Ce système a une conséquence concrète : par exemple, un logement chauffé au gaz peut présenter une consommation d’énergie raisonnable mais être pénalisé par un score défavorable côté émissions de gaz à effet de serre. À l’inverse, les logements tout électriques bénéficient désormais d’un avantage depuis la révision du coefficient de conversion de l’électricité passée à 1,9 début 2026, contre 2,3 auparavant. Cette évolution améliore leur classement énergétique sans exiger de nouvelle visite sur place.

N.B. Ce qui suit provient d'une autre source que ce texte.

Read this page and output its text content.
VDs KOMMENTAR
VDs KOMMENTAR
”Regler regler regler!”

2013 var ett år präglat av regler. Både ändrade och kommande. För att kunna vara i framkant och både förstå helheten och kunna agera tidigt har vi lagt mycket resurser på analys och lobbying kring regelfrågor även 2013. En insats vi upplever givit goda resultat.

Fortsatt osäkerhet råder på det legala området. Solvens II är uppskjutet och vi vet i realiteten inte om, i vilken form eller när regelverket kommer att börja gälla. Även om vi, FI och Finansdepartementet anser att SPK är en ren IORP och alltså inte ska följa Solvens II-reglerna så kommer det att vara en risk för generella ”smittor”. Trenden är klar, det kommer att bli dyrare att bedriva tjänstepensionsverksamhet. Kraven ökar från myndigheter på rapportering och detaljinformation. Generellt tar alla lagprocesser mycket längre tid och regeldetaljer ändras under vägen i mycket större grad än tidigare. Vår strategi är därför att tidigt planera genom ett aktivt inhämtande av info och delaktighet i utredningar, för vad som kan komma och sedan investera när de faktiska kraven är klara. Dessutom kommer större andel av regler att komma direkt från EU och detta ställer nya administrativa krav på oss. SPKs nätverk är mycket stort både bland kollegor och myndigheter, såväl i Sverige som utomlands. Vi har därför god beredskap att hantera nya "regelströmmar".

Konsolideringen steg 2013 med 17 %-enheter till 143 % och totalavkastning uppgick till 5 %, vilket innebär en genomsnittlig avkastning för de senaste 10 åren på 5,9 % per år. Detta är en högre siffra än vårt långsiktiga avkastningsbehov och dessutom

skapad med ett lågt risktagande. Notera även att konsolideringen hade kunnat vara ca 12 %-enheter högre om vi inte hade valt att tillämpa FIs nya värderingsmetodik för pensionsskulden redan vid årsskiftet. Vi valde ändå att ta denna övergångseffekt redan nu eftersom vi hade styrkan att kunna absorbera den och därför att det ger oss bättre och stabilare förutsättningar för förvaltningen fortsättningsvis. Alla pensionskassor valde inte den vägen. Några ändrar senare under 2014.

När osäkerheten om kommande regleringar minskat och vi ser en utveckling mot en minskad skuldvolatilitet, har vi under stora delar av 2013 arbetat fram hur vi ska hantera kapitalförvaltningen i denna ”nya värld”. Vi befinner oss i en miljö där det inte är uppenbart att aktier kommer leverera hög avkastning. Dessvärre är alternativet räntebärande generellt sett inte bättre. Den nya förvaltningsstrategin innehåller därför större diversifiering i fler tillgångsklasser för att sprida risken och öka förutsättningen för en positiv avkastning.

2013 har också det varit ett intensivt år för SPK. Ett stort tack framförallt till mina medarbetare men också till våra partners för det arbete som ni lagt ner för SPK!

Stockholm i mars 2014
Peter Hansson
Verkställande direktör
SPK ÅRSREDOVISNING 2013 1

Les implications pour les propriétaires et locataires

L’impact de ces modalités se ressent particulièrement pour les détenteurs de biens électriques. Depuis la mise à jour du coefficient, il leur est possible d’obtenir une attestation actualisée du DPE grâce à un service gratuit proposé par l’Ademe. Cette formalité peut leur permettre de voir leur bien franchir la limite entre une classe interdite à la location et une classe autorisée, sans engager de travaux ni effectuer un nouveau diagnostic.

À partir de janvier 2025, tout logement classé G ne pourra plus être proposé à la location, et la classe F suivra en 2028. Pour les ventes de maisons individuelles notées F, E ou G, un audit énergétique devient obligatoire en complément du DPE, détaillant un programme de travaux à mettre en œuvre progressivement.

Conclusion

Le DPE s’appuie sur cinq postes de consommation pour élaborer une évaluation fidèle de la performance énergétique d’un logement. Comprendre comment chaque usage pèse dans la note finale est essentiel pour anticiper les travaux d’amélioration, valoriser un bien, ou prévenir une mise en location ou une vente sous conditions.